И братва хмыкнула. А серые глаза козыря вторых этажей, не терпевшего насмешек, налились кровью.

– Можно пробить крышу и кинуть дымы! Блатные помогут; фраера скиснут, если встанет вся масть!

И братва хохотнула, уже не стесняясь. А тот, кто сидел во главе стола, даже не стал отводить дурной наскок.

Круто заявлено: вся масть! Когда оно было в последний раз, чтобы даже не вся, а хотя бы кодла ближних хаз шла на дело по связке? Да, бывало такое! И фраерам тогда житья не давали, и даже черных — тех, что сидят за заливом, — щупали не по разу. Было! Но где эти дни?..

– Гнилой твой базар, корешок! — отхохотав, вставился кто-то из подкозырков. — Ладно свистишь, а не по делу. Кому не известно: скурвилась масть.
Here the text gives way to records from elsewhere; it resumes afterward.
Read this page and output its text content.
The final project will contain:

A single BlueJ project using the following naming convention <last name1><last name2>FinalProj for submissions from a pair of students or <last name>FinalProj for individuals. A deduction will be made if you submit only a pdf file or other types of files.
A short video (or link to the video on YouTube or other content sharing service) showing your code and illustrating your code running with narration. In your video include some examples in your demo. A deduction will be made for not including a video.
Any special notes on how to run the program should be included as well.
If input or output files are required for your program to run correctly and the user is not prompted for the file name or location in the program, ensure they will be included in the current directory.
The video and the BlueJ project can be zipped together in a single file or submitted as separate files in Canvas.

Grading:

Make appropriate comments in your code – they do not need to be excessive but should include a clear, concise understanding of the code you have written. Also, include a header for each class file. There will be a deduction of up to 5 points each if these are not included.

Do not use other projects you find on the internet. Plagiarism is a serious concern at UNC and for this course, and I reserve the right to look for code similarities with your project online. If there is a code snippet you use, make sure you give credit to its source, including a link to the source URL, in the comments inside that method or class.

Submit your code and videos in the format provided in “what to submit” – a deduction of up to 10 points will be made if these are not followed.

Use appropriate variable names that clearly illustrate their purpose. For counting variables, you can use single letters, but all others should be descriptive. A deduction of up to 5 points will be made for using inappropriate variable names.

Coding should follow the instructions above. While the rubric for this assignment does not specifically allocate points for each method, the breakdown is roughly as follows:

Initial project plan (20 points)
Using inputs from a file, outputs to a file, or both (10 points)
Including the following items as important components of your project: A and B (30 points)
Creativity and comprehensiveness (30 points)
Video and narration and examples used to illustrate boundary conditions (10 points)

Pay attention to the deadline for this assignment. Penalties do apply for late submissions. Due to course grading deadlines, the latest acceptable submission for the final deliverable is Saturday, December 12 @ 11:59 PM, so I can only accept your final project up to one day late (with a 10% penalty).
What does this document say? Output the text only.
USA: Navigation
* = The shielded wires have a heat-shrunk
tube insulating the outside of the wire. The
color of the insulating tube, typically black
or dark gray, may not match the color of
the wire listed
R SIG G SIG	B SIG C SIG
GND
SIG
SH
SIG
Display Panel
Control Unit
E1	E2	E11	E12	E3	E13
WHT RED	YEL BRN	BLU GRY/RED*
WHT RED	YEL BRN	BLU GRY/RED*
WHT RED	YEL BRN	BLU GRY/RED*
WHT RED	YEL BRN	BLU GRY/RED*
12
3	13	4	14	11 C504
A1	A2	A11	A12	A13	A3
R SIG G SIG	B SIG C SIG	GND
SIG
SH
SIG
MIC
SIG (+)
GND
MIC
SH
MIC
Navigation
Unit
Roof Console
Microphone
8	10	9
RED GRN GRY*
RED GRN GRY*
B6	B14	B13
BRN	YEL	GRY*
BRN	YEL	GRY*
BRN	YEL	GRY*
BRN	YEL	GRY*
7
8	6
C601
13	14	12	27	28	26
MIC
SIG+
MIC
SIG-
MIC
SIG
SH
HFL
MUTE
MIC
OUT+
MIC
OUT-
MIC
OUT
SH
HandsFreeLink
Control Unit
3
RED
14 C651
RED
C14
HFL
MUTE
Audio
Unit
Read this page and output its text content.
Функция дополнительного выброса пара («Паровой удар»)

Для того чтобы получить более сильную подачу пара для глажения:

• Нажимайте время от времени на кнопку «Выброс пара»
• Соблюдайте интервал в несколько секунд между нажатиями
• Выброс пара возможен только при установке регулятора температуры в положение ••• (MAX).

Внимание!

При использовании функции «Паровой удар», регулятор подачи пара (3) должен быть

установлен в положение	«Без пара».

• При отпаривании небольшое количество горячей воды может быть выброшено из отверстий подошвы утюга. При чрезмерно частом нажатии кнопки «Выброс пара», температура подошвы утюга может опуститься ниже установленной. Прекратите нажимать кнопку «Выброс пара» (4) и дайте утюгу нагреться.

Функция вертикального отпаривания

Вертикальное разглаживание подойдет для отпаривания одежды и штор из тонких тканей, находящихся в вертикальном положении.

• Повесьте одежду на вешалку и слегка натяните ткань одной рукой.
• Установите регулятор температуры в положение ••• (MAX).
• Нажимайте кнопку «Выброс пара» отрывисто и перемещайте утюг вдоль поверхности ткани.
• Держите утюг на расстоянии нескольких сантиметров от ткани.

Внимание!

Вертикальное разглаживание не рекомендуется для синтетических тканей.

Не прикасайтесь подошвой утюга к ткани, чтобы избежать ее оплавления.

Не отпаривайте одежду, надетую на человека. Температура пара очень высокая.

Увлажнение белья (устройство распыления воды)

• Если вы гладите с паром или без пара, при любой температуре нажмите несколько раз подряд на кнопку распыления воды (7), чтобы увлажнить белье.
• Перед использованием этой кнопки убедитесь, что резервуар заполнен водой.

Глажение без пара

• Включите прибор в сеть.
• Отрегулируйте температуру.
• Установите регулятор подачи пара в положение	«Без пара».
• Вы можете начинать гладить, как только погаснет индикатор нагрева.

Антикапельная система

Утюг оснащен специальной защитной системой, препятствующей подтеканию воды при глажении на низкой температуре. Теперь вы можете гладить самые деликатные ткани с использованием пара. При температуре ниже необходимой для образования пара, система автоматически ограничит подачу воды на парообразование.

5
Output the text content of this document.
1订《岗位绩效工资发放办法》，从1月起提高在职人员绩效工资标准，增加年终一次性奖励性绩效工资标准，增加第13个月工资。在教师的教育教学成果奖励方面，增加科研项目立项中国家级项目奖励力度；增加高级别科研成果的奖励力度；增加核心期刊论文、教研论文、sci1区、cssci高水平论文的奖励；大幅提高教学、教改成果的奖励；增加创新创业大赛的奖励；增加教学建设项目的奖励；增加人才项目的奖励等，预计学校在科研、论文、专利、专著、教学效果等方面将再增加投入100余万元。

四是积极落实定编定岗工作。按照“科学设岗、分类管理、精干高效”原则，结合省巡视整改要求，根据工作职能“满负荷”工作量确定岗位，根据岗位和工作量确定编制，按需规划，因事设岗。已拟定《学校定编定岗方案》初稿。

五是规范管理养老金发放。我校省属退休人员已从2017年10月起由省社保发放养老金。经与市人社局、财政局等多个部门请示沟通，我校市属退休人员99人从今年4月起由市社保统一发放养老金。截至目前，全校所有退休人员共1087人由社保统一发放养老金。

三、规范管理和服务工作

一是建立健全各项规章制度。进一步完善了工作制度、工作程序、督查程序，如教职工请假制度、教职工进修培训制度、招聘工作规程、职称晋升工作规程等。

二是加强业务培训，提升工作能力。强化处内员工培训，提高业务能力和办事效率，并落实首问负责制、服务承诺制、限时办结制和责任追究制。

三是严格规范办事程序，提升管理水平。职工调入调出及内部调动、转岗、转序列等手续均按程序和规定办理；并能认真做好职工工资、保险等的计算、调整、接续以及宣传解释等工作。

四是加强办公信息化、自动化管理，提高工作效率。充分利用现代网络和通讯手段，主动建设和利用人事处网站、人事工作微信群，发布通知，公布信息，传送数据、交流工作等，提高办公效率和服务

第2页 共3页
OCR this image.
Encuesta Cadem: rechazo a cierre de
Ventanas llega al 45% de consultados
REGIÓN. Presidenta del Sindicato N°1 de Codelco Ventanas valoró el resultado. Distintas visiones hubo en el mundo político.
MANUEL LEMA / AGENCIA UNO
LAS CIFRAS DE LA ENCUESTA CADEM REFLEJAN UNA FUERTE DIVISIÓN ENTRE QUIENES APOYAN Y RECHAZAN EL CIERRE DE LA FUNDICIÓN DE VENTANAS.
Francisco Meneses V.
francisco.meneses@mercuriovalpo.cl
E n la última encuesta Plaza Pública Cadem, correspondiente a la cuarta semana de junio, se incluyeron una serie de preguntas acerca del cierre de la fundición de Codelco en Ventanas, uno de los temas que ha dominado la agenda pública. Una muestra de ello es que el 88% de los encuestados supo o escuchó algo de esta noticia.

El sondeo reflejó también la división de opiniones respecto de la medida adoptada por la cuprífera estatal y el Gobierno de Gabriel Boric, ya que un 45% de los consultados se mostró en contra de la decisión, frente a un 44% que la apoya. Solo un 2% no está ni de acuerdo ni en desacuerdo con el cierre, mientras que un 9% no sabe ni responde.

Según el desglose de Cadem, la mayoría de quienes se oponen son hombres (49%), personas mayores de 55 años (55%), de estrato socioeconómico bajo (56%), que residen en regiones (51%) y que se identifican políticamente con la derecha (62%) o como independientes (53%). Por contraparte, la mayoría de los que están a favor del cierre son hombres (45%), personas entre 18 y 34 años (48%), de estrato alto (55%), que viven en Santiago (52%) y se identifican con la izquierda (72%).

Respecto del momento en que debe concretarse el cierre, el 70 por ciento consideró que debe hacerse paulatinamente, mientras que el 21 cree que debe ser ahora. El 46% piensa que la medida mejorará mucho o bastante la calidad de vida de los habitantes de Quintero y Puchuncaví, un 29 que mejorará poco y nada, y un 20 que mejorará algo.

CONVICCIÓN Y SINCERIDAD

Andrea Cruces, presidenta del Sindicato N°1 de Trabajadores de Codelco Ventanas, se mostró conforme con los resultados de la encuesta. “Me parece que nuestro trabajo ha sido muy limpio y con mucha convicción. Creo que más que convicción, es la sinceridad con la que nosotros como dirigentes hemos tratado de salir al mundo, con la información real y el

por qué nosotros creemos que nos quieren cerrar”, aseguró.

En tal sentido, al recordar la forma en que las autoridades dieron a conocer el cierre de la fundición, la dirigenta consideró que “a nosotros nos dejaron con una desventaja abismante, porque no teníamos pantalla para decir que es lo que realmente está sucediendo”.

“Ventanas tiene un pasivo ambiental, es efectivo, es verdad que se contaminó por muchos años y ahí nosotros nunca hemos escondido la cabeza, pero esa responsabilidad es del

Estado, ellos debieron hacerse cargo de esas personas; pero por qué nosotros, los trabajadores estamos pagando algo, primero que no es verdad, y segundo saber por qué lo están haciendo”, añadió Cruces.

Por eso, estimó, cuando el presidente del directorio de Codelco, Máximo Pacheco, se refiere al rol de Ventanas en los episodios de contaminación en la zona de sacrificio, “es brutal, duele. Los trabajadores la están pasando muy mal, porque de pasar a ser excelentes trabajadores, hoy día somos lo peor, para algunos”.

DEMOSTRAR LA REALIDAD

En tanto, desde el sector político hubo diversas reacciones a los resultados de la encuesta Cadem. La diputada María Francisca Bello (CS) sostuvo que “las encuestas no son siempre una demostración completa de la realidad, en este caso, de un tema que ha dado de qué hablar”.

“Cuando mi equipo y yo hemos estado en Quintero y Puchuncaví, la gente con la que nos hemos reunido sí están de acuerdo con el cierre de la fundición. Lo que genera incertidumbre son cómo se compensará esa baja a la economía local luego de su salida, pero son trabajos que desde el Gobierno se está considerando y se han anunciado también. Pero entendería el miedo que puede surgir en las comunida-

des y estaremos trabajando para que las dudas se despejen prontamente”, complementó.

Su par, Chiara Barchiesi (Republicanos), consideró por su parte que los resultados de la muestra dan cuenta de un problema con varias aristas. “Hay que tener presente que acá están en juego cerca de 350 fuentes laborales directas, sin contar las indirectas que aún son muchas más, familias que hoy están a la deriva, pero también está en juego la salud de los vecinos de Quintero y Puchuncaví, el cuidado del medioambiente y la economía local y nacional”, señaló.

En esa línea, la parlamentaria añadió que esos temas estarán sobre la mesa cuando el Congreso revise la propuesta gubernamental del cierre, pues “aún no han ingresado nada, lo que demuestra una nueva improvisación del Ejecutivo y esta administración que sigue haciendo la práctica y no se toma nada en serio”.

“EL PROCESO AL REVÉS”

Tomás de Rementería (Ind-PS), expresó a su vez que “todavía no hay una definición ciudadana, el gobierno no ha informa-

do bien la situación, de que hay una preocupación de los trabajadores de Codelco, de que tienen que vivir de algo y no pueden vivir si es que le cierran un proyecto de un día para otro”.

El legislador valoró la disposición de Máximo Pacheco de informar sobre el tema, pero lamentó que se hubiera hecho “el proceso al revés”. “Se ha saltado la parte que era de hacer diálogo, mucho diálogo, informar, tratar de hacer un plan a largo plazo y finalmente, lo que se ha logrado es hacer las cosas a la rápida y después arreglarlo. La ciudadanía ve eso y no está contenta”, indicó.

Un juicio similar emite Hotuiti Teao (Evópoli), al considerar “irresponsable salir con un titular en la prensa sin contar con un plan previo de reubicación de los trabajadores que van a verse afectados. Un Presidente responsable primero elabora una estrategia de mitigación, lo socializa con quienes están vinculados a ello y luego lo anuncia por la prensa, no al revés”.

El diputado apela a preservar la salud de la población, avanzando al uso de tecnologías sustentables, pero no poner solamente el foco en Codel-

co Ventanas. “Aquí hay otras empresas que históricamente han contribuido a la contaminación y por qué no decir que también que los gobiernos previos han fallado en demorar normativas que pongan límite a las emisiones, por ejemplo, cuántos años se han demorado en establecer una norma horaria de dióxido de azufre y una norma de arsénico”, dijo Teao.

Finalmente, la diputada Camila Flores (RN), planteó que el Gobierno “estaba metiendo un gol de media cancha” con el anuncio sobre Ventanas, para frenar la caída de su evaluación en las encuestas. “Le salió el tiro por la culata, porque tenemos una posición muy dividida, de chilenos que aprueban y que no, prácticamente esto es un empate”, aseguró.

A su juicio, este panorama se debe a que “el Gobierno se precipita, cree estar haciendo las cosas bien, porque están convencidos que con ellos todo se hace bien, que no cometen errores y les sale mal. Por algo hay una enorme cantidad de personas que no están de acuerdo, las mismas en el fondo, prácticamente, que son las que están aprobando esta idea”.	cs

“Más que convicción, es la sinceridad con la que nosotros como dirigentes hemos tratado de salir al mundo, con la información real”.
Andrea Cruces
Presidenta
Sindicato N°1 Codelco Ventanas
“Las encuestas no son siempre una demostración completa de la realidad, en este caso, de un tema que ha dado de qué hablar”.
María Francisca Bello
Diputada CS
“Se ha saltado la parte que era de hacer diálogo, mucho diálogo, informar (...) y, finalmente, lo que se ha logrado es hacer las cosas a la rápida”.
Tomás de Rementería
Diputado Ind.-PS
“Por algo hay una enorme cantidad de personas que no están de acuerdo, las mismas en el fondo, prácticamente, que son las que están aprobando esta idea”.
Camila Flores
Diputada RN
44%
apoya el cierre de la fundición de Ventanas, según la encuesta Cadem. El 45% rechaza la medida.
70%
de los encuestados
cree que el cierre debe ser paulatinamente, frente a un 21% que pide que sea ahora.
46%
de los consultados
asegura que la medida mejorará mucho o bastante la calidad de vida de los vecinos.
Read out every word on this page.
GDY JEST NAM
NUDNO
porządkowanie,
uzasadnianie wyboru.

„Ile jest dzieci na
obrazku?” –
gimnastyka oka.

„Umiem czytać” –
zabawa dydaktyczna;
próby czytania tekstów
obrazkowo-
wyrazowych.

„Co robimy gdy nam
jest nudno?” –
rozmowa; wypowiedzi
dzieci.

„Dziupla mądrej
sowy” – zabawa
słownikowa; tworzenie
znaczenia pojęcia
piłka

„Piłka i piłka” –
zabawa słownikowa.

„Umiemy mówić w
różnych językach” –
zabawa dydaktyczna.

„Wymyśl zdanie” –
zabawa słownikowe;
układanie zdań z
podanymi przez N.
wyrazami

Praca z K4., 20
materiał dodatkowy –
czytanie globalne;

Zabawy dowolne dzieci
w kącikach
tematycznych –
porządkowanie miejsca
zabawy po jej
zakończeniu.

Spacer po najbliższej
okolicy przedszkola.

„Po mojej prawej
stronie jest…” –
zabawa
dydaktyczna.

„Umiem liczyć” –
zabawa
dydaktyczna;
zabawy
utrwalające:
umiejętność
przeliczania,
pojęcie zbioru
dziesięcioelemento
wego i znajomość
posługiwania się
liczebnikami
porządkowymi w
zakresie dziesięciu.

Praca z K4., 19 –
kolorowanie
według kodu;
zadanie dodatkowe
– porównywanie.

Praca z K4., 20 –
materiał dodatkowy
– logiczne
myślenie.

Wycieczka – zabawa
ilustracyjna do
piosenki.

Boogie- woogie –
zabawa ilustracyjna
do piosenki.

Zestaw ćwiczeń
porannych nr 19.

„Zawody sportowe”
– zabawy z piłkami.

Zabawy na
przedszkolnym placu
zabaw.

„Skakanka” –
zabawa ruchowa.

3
Друг друга едим и тем сыты бываем…

И покосился тишком: доволен ли вставкой тот, кто сидит во главе стола?

– А Бригадир?! — Губы козыря вторых этажей дергались, и в уголках их уже вскипала белесая пена. — У него ж мусоров немерено — три сотни лбов, кабы не пять! Что мы, за так долю на общак сдаем?!

Козырек порол фигню и с каждым словом падал все глубже, сам того еще не соображая. Но остальные соображали отлично, даже безгласные сявки. И шестерка, бережно держащий на весу пиджак и галстук, сделал осторожные полшажка обратно к торцу стола.

– Бригадир? — опередив соседа, подал голос еще один подкозырок. — А ему как раз и по кайфу, что хаза хазе глотку рвет. Против общего слова какой он Бригадир? Ты вот, корешок, попробуй-ка на общак не сдать, так тут песня иная: в момент мусора под хазу придут…

И братва хмуро закивала.

Известно: легавый бригадному не товарищ; мусор козырю не подельник…

Базар спекся. Никто не пойдет за дураков, это было уже вполне понятно. Всем, кроме козыря вторых этажей, окончательно сорвавшегося с катушек.

– А вот при Бабуа!..

Он вдруг побелел и затих. Но поздно. Что он мог помнить о бывшем в дни Бабуа? Ничего. Да никого это особо и не колебало. Но сидящий во главе стола сам был из тех, кто некогда замочил Крутого Йошку на малине, качая волю для хаз, и сказавший вслух о той давней бузе должен был либо заделать седого козыря, либо умереть сам.

А козырек вторых этажей был горазд звездеть у параши, но не умел прикидывать наперед.

И поэтому умер.

Свистнув мимо лиц братвы, тонкое перо вошло ему под кадык, и тело бывшего авторитета грянулось оземь, раскинув по сторонам отягощенные фунтом золота ладони.

Сидящий же во главе стола не спеша повязывал галстук, и никто на весь сходняк уже не осмелился возбухать.

– Гаси базар, братва!

Пахан говорил веско и кратко. Его власть была подтверждена и признана, но вместе с правом власти вернулся и ее долг. Ему, никому иному, надлежало ныне выручать хазу.

– Фраера не понтуют. Им нужна Хранительница, и они возьмут ее. Отдадим — будем живы. Не отдадим — скачают с моченых, как у мостовых. Надо отдавать. Пока еще лохи не поймали фасон…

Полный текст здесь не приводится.